L’emploi d'un clavecin différent pour chaque partita n'est pas la seule originalité d'un album brillant et courageux, qui pourfend deux clichés tenaces sur la jeune garde baroque : elle aurait perdu la fibre expérimentale de ses aïeux, et se complairait dans une vélocité superficielle. Si l'aisance instrumentale de Jean‑Luc Ho flatte l'oreille autant que dans son premier album (Diapason découverte, cf. n° 597), elle s'exprime dans des tempos toujours mesurés, parfois très retenus. Le Capriccio en do mineur et l'austère Gigue en mi mineur en font les frais, mais partout ailleurs l'ampleur du geste unifie une foison de détails expressifs ‑ quels reliefs dans l'immense Allemande en , les voluptueuses volutes de la Sarabande en si bémol, la Burlesque et le Scherzo en la mineur, où des poses capricieuses alternent habilement avec des sections pince‑sans‑rire. Quand il presse le pas, pour le Prélude en sol, Jean‑Luc Ho déambule avec une réjouissante nonchalance. Sa générosité n'est pas dans l'exaltation virtuose ‑ dimension hors champ de sa vision ‑ mais dans la richesse de la diction et des couleurs. L’élan chorégraphique ne prend jamais le dessus: la Gigue en si bémol caresse l'oreille par une grande vibration continue.

 

Autre originalité, moins heureuse l'ordre choisi. Que Jean‑Luc Ho s'écarte d'un plan tonal savamment tracé par Bach peut se comprendre ‑ il s'agit d'un plan éditorial, pas d'un plan de concert.
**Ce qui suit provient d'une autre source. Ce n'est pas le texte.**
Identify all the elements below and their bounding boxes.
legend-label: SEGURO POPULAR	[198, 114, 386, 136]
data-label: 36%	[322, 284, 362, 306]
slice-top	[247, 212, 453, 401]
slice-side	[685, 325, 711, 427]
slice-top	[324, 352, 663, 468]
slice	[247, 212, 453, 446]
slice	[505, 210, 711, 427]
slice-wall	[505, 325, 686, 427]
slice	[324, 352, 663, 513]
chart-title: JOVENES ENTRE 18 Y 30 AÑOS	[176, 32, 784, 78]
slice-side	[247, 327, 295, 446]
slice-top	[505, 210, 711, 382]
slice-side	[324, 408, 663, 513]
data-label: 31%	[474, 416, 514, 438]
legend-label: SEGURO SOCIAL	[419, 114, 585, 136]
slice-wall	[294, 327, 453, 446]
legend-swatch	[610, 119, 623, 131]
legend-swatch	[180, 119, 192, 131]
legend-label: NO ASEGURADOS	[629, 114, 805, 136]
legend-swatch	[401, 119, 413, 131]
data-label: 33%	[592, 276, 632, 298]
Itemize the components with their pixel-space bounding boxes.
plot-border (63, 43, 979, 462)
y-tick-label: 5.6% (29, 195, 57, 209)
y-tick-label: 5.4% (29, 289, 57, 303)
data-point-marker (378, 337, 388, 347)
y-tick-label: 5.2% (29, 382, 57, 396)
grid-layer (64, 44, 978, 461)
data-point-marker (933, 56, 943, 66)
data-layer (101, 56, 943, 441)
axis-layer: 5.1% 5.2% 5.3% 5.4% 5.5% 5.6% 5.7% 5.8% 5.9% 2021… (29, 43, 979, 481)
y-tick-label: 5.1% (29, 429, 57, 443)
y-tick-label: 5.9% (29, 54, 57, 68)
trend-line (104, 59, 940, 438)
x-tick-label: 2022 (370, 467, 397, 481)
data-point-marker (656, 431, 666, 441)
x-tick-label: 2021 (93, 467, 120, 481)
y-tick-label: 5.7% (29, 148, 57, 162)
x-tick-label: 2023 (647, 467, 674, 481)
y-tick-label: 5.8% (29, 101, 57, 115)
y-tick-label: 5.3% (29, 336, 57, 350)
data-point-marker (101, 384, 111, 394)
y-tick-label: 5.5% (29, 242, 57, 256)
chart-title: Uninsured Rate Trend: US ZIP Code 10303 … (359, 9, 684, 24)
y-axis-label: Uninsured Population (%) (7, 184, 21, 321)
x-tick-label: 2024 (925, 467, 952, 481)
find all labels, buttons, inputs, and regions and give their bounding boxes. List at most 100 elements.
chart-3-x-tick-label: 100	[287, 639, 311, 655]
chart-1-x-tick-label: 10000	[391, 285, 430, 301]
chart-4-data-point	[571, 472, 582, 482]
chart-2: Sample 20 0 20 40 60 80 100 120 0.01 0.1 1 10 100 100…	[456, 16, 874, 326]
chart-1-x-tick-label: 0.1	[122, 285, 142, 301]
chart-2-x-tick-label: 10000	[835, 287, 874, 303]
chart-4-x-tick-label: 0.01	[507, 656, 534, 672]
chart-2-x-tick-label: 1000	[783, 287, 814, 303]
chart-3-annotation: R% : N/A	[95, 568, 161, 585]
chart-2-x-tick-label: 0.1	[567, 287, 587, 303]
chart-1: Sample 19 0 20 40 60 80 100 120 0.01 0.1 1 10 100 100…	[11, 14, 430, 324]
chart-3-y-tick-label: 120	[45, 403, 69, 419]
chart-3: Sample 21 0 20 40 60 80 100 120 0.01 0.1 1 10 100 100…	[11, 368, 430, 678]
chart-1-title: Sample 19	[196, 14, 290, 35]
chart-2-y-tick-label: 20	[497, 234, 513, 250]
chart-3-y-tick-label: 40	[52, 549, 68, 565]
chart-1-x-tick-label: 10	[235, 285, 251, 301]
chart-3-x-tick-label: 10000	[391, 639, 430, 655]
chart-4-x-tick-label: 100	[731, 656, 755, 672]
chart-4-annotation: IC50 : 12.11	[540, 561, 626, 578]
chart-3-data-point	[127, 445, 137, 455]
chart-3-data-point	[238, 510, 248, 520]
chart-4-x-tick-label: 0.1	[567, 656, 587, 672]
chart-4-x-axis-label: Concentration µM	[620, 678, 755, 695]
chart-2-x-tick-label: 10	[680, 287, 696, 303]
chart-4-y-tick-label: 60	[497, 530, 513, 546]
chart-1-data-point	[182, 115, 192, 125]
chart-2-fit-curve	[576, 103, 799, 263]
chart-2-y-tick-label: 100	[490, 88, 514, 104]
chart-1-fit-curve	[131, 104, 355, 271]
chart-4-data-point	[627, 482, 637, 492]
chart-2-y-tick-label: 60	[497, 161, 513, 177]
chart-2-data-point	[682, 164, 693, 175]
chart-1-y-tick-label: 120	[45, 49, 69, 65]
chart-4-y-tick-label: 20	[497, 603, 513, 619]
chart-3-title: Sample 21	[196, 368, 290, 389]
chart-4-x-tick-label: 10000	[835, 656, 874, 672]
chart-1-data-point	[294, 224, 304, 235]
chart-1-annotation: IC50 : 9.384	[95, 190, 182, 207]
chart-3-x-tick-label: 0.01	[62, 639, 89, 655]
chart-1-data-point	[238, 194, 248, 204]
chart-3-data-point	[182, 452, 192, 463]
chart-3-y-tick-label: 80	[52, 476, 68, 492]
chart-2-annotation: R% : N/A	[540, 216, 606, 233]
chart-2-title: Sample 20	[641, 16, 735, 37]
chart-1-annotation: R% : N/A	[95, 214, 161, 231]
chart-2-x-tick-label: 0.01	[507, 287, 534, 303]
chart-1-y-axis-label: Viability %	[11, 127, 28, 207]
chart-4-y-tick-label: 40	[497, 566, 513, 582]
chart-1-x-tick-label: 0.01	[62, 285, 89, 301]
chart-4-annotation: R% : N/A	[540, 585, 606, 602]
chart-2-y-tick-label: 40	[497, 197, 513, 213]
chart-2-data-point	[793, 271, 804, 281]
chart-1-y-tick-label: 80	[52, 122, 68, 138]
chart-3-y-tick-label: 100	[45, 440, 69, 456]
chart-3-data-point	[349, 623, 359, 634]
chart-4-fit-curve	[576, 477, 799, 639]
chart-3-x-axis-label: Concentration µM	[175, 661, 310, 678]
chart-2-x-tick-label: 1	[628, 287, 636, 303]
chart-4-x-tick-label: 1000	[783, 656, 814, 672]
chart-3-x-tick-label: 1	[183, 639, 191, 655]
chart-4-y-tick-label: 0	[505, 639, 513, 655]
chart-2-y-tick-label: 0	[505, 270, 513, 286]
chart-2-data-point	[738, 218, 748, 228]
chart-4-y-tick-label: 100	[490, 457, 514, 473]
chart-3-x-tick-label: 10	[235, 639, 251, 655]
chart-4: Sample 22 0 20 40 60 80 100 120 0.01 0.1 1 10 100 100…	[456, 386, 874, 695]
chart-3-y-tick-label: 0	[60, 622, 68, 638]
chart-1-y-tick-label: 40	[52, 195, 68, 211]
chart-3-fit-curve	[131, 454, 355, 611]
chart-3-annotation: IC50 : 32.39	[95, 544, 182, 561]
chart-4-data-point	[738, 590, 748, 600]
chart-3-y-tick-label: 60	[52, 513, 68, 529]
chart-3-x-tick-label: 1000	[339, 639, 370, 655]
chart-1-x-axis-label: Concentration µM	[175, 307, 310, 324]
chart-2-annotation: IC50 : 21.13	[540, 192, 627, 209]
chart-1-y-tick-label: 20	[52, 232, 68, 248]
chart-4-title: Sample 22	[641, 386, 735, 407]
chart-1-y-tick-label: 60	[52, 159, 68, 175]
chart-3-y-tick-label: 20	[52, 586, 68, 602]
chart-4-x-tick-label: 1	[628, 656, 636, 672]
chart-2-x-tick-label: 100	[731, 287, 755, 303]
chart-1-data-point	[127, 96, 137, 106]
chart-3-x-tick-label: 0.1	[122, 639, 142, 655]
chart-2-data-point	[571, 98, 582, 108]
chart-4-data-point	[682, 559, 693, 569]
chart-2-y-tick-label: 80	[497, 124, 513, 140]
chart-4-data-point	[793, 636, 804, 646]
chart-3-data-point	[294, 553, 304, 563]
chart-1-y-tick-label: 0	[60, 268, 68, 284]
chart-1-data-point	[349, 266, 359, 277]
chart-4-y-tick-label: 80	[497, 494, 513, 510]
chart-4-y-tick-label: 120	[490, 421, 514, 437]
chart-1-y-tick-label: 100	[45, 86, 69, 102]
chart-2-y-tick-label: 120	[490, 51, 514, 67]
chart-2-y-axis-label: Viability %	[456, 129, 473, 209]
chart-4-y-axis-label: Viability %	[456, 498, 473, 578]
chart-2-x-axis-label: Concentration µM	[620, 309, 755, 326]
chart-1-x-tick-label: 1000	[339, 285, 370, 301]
Mais lever le rideau sur la Sinfonia en do mineur, c'est renoncer à l'un des plus beaux débuts en musique, cette image de la naissance que Bach offre au fils de son ancien prince ( tour de deux notes à nu, au centre du clavier, se déploient peu à peu des spirales). Ce prélude résonne sur un instrument à la fois clair et opulent, le seul de type français choisi par Jean‑Luc Ho (Emile Jobin d'après Christian Vater).

 

Les cinq autres clavecins illustrent la disparité d'une facture allemande dosant diverses influences, et prisant parfois une palette assez nasale (le Jobin d'après Johann Christoph Fleischer joué dans la Partita en sol). La grande Ouverture à la française (l’un des rares moments où le jeu si souple de Ho s'essouffle) prend les couleurs d'une copie de Mietke, la Partita en la mineur scintille sur celle d'un Conrad Fleischer. Les Partitas en do et mi mineur impressionnent, sur deux créations dans le style allemand de Jonte Knif : clavecins puissants et onctueux, à la résonance aussi longue que les meilleurs instruments flamands mais à la diction typiquement allemande et aux graves dignes d'un orgue. L’effet est saisissant dans les deux portiques. Partagée entre la majesté de cette matière sonore et l'impatience tourmentée de l'expression, la Sarabande en mi mineur est le point culminant d'une intégrale osée et assumée, inclassable car aussi diverse d'inspiration, de timbres et de manière que le recueil dans lequel Bach montrait toute l'étendue de son art.